If 451 in base6 - P in base7 = 301 in base6, find d. value of P

451 base 6

1*6^0 + 5*6^1 + 4*6^2
= 1 + 30 + 144
= 175 in base 10

301 base 6
1*10^0 + 0*6^1 + 3*6^2
= 1 + 0 + 108
= 109 in base 10

so in base 10
175 - x = 109
x = 66 in base 10
put that in base 7
7^2 = 49
17 left
2*7^1 = 14
3 left
so
1^7^2 + 2*7^1 + 3*7^0
or
P = 123 in base 7

By the way, I just did that by common sense. I do not know what routine you are really supposed to know. You may have a better way to shift back and forth.

301 base 6

1*10^0 + 0*6^1 + 3*6^2
should be
301 base 6
1*6^0 + 0*6^1 + 3*6^2
= 109

You could just do the subtraction in base 6 and then convert the answer to base 7:

451-301 = 150
1506 = 1237

good point :)

To solve this problem, we need to convert the numbers given in different bases to a common base, in this case, base 10, in order to perform the subtraction and find the value of P.

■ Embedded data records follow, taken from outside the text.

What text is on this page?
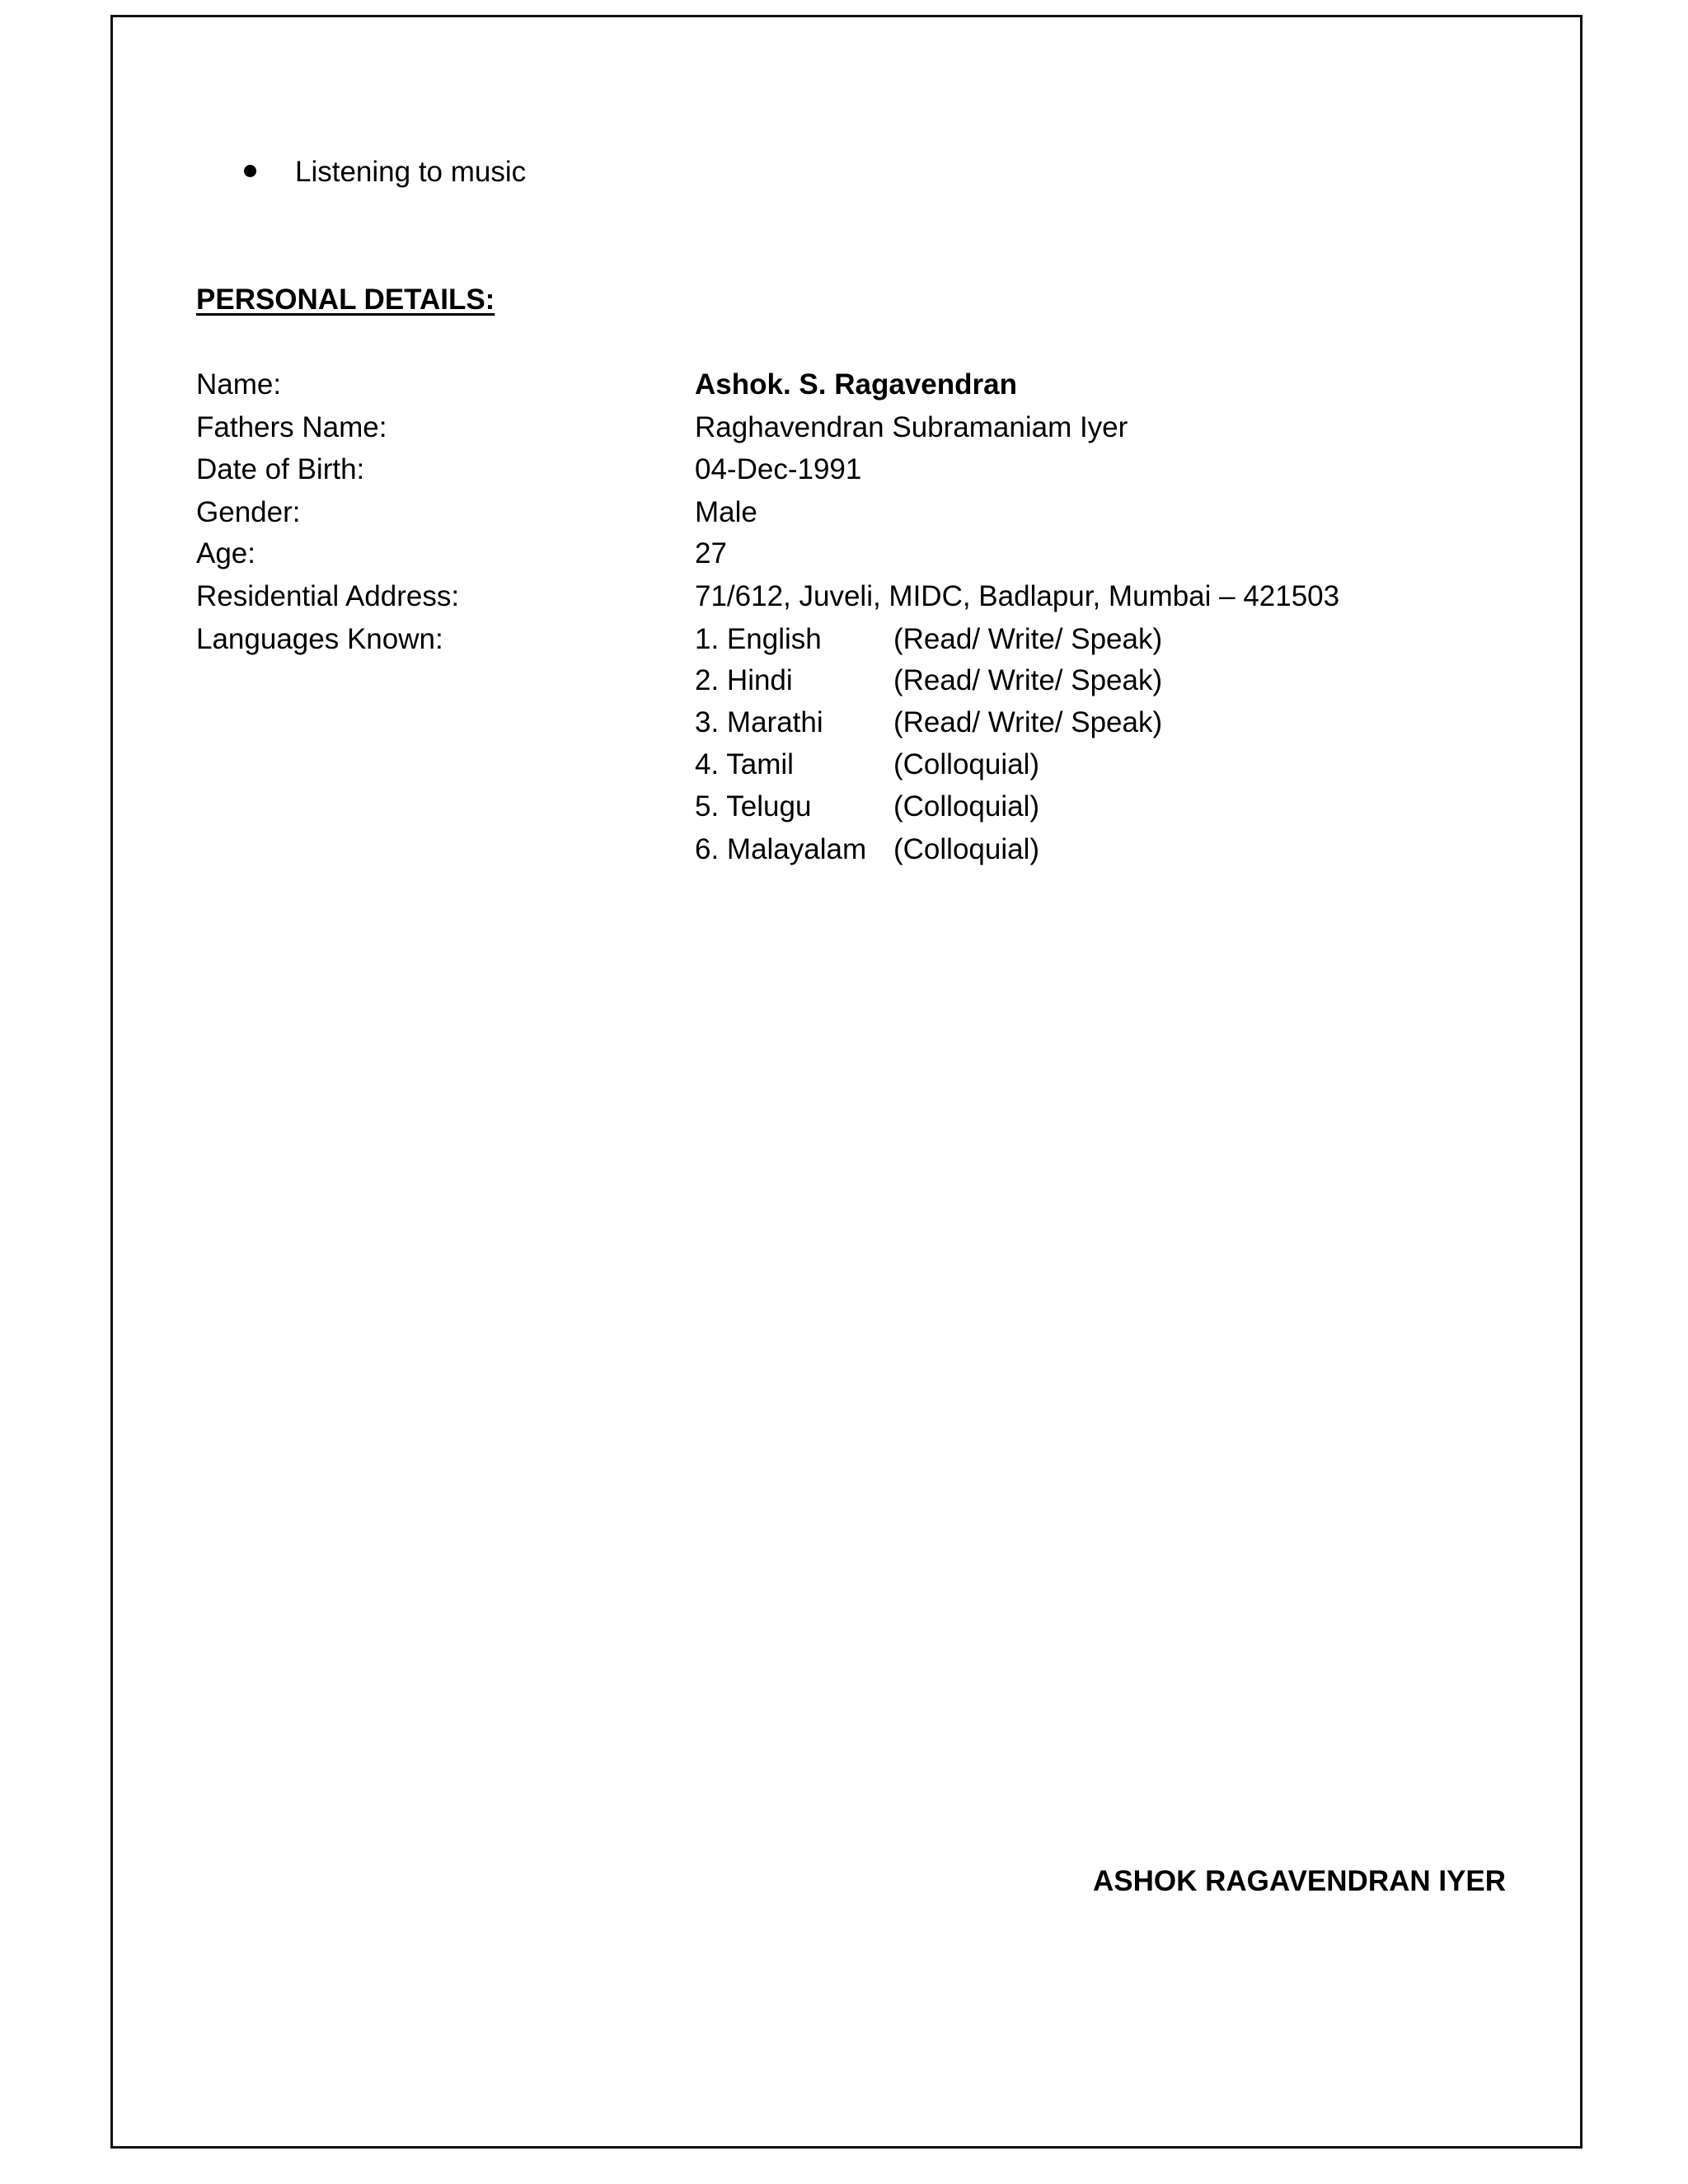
Listening to music
PERSONAL DETAILS:
Name:	Ashok. S. Ragavendran
Fathers Name:	Raghavendran Subramaniam Iyer
Date of Birth:	04-Dec-1991
Gender:	Male
Age:	27
Residential Address:	71/612, Juveli, MIDC, Badlapur, Mumbai – 421503
Languages Known:	1. English (Read/ Write/ Speak)
2. Hindi	(Read/ Write/ Speak)
3. Marathi (Read/ Write/ Speak)
4. Tamil	(Colloquial)
5. Telugu	(Colloquial)
6. Malayalam (Colloquial)
ASHOK RAGAVENDRAN IYER
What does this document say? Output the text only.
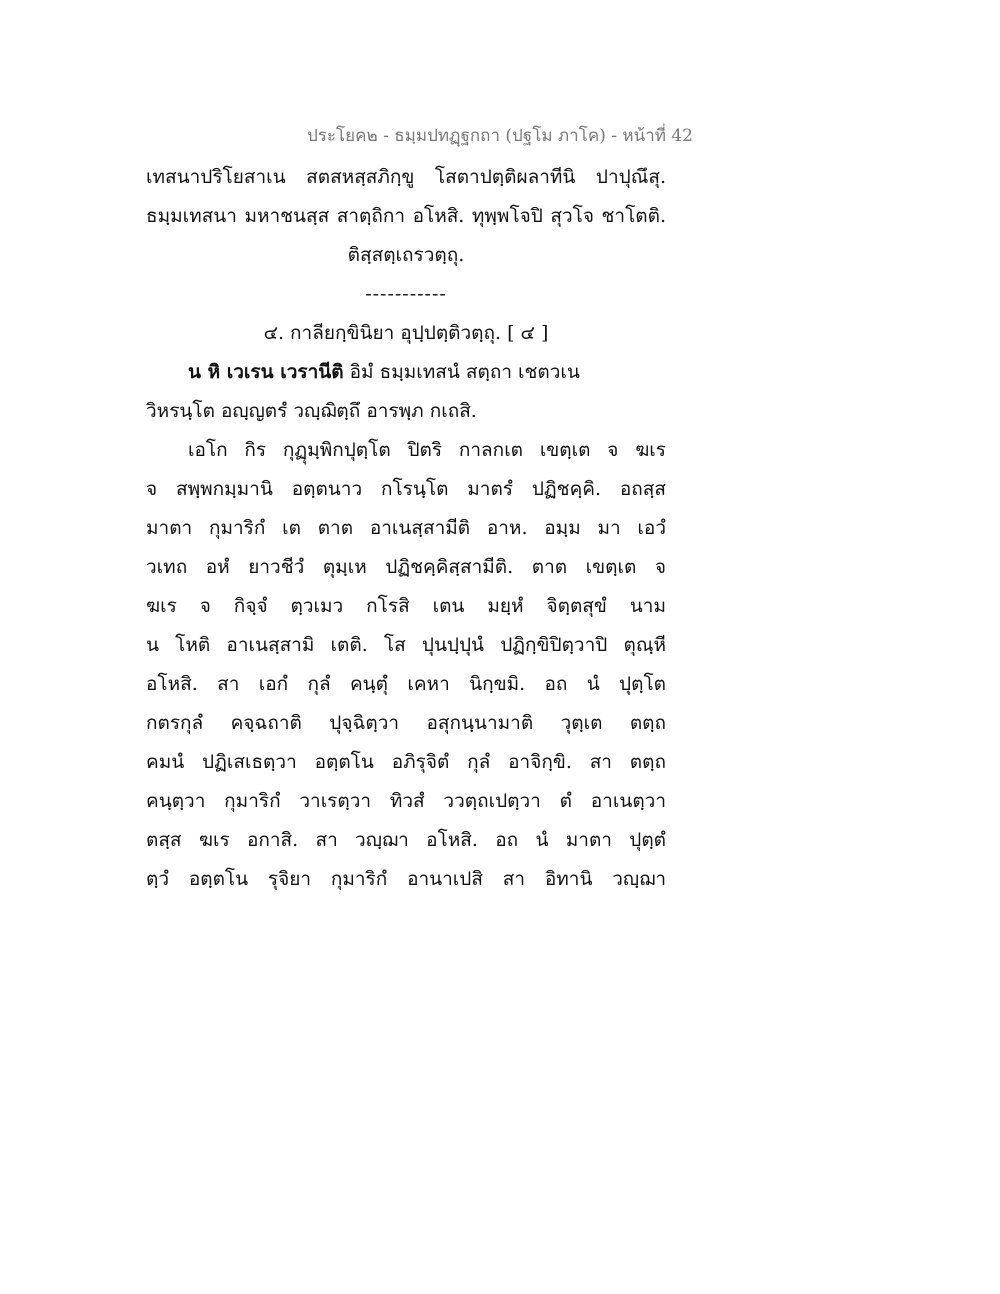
ประโยค๒ - ธมฺมปทฏฺฐกถา (ปฐโม ภาโค) - หน้าที่ 42
เทสนาปริโยสาเน สตสหสฺสภิกฺขู โสตาปตฺติผลาทีนิ ปาปุณึสุ.
ธมฺมเทสนา มหาชนสฺส สาตฺถิกา อโหสิ. ทุพฺพโจปิ สุวโจ ชาโตติ.
ติสฺสตฺเถรวตฺถุ.
-----------
๔. กาลียกฺขินิยา อุปฺปตฺติวตฺถุ. [ ๔ ]
น หิ เวเรน เวรานีติ อิมํ ธมฺมเทสนํ สตฺถา เชตวเน
วิหรนฺโต อญฺญตรํ วญฺฌิตฺถึ อารพฺภ กเถสิ.
เอโก กิร กุฏุมฺพิกปุตฺโต ปิตริ กาลกเต เขตฺเต จ ฆเร
จ สพฺพกมฺมานิ อตฺตนาว กโรนฺโต มาตรํ ปฏิชคฺคิ. อถสฺส
มาตา กุมาริกํ เต ตาต อาเนสฺสามีติ อาห. อมฺม มา เอวํ
วเทถ อหํ ยาวชีวํ ตุมฺเห ปฏิชคฺคิสฺสามีติ. ตาต เขตฺเต จ
ฆเร จ กิจฺจํ ตฺวเมว กโรสิ เตน มยฺหํ จิตฺตสุขํ นาม
น โหติ อาเนสฺสามิ เตติ. โส ปุนปฺปุนํ ปฏิกฺขิปิตฺวาปิ ตุณฺหี
อโหสิ. สา เอกํ กุลํ คนฺตุํ เคหา นิกฺขมิ. อถ นํ ปุตฺโต
กตรกุลํ คจฺฉถาติ ปุจฺฉิตฺวา อสุกนฺนามาติ วุตฺเต ตตฺถ
คมนํ ปฏิเสเธตฺวา อตฺตโน อภิรุจิตํ กุลํ อาจิกฺขิ. สา ตตฺถ
คนฺตฺวา กุมาริกํ วาเรตฺวา ทิวสํ ววตฺถเปตฺวา ตํ อาเนตฺวา
ตสฺส ฆเร อกาสิ. สา วญฺฌา อโหสิ. อถ นํ มาตา ปุตฺตํ
ตฺวํ อตฺตโน รุจิยา กุมาริกํ อานาเปสิ สา อิทานิ วญฺฌา
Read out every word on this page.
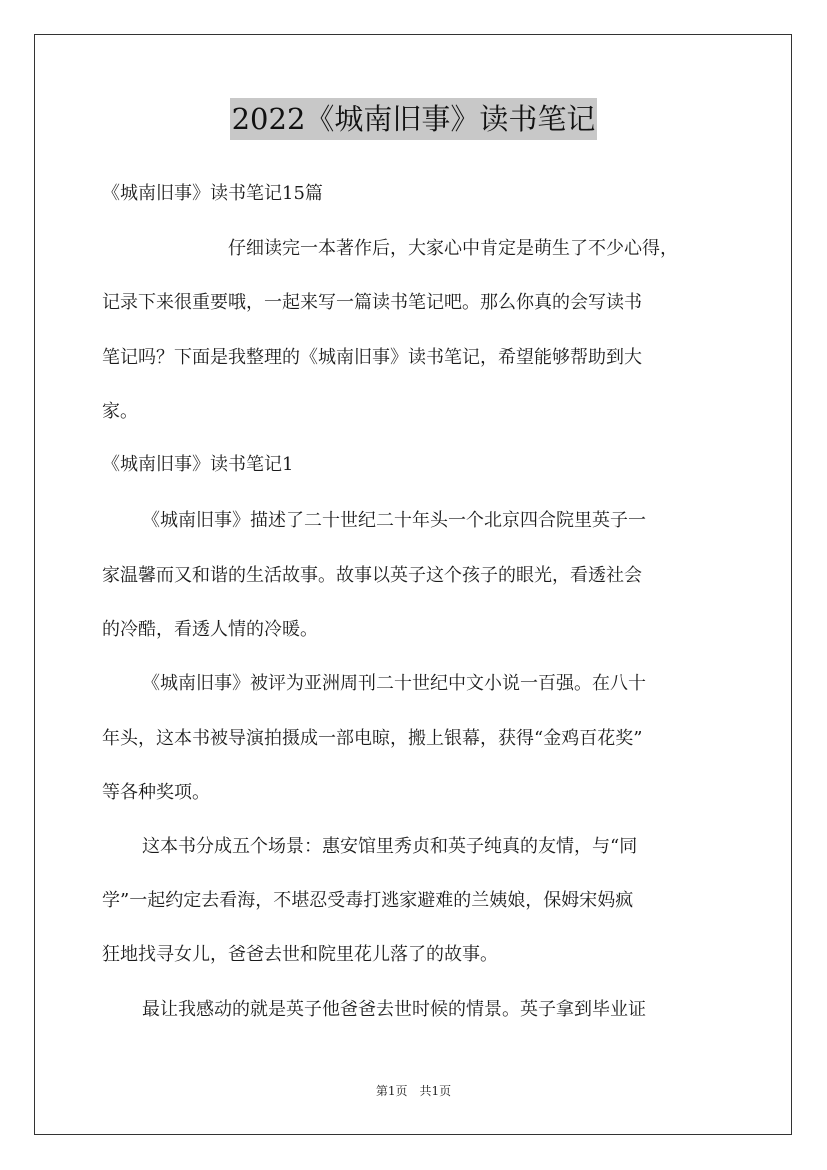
2022《城南旧事》读书笔记
《城南旧事》读书笔记15篇
仔细读完一本著作后，大家心中肯定是萌生了不少心得，
记录下来很重要哦，一起来写一篇读书笔记吧。那么你真的会写读书
笔记吗？下面是我整理的《城南旧事》读书笔记，希望能够帮助到大
家。
《城南旧事》读书笔记1
《城南旧事》描述了二十世纪二十年头一个北京四合院里英子一
家温馨而又和谐的生活故事。故事以英子这个孩子的眼光，看透社会
的冷酷，看透人情的冷暖。
《城南旧事》被评为亚洲周刊二十世纪中文小说一百强。在八十
年头，这本书被导演拍摄成一部电晾，搬上银幕，获得“金鸡百花奖”
等各种奖项。
这本书分成五个场景：惠安馆里秀贞和英子纯真的友情，与“同
学”一起约定去看海，不堪忍受毒打逃家避难的兰姨娘，保姆宋妈疯
狂地找寻女儿，爸爸去世和院里花儿落了的故事。
最让我感动的就是英子他爸爸去世时候的情景。英子拿到毕业证
第1页 共1页
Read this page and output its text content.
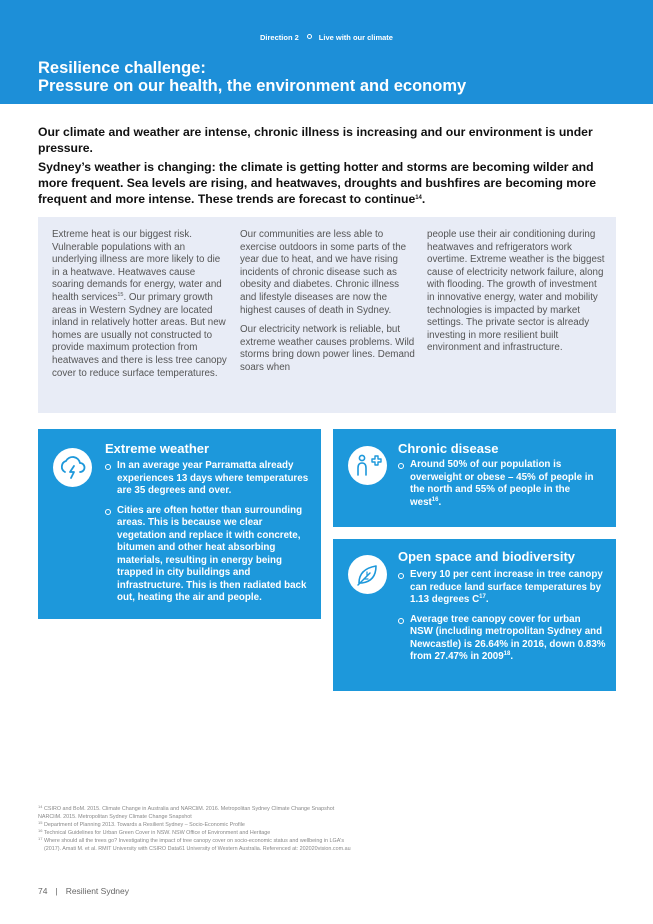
Direction 2	Live with our climate
Resilience challenge:
Pressure on our health, the environment and economy

Our climate and weather are intense, chronic illness is increasing and our environment is under pressure.

Sydney’s weather is changing: the climate is getting hotter and storms are becoming wilder and more frequent. Sea levels are rising, and heatwaves, droughts and bushfires are becoming more frequent and more intense. These trends are forecast to continue$^{14}$.

Extreme heat is our biggest risk. Vulnerable populations with an underlying illness are more likely to die in a heatwave. Heatwaves cause soaring demands for energy, water and health services$^{15}$. Our primary growth areas in Western Sydney are located inland in relatively hotter areas. But new homes are usually not constructed to provide maximum protection from heatwaves and there is less tree canopy cover to reduce surface temperatures.

Our communities are less able to exercise outdoors in some parts of the year due to heat, and we have rising incidents of chronic disease such as obesity and diabetes. Chronic illness and lifestyle diseases are now the highest causes of death in Sydney.

Our electricity network is reliable, but extreme weather causes problems. Wild storms bring down power lines. Demand soars when

people use their air conditioning during heatwaves and refrigerators work overtime. Extreme weather is the biggest cause of electricity network failure, along with flooding. The growth of investment in innovative energy, water and mobility technologies is impacted by market settings. The private sector is already investing in more resilient built environment and infrastructure.

Extreme weather
In an average year Parramatta already experiences 13 days where temperatures are 35 degrees and over.
Cities are often hotter than surrounding areas. This is because we clear vegetation and replace it with concrete, bitumen and other heat absorbing materials, resulting in energy being trapped in city buildings and infrastructure. This is then radiated back out, heating the air and people.
Chronic disease
Around 50% of our population is overweight or obese – 45% of people in the north and 55% of people in the west$^{16}$.
Open space and biodiversity
Every 10 per cent increase in tree canopy can reduce land surface temperatures by 1.13 degrees $C^{17}$.
Average tree canopy cover for urban NSW (including metropolitan Sydney and Newcastle) is 26.64% in 2016, down 0.83% from 27.47% in 2009$^{18}$.
$^{14}$ CSIRO and BoM. 2015. Climate Change in Australia and NARCliM. 2016. Metropolitan Sydney Climate Change Snapshot
NARCliM. 2015. Metropolitan Sydney Climate Change Snapshot
$^{15}$ Department of Planning 2013. Towards a Resilient Sydney – Socio-Economic Profile
$^{16}$ Technical Guidelines for Urban Green Cover in NSW. NSW Office of Environment and Heritage
$^{17}$ Where should all the trees go? Investigating the impact of tree canopy cover on socio-economic status and wellbeing in LGA's
(2017). Amati M. et al. RMIT University with CSIRO Data61 University of Western Australia. Referenced at: 202020vision.com.au
74 | Resilient Sydney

Let's start by converting 451 in base 6 to base 10.
451 in base 6 can be rewritten as (4 * 6^2) + (5 * 6^1) + (1 * 6^0) = 172 in base 10.

Next, let's convert 301 in base 6 to base 10.
301 in base 6 can be rewritten as (3 * 6^2) + (0 * 6^1) + (1 * 6^0) = 109 in base 10.

Now, let's convert P in base 7 to base 10.
Since P represents an unknown value, we'll use a variable to represent it. Let's use the variable P itself.
So, P in base 7 can be written as (P * 7^0) = P in base 10.

Now, let's write the equation using the converted values:
172 - P + (P * 7^0) = 109

Simplifying the equation:
172 - P + P = 109
P cancels out, and we are left with:
172 = 109

This equation is not true, which means there is no value of P that satisfies the equation. Therefore, there is no value of P that can be determined in this case.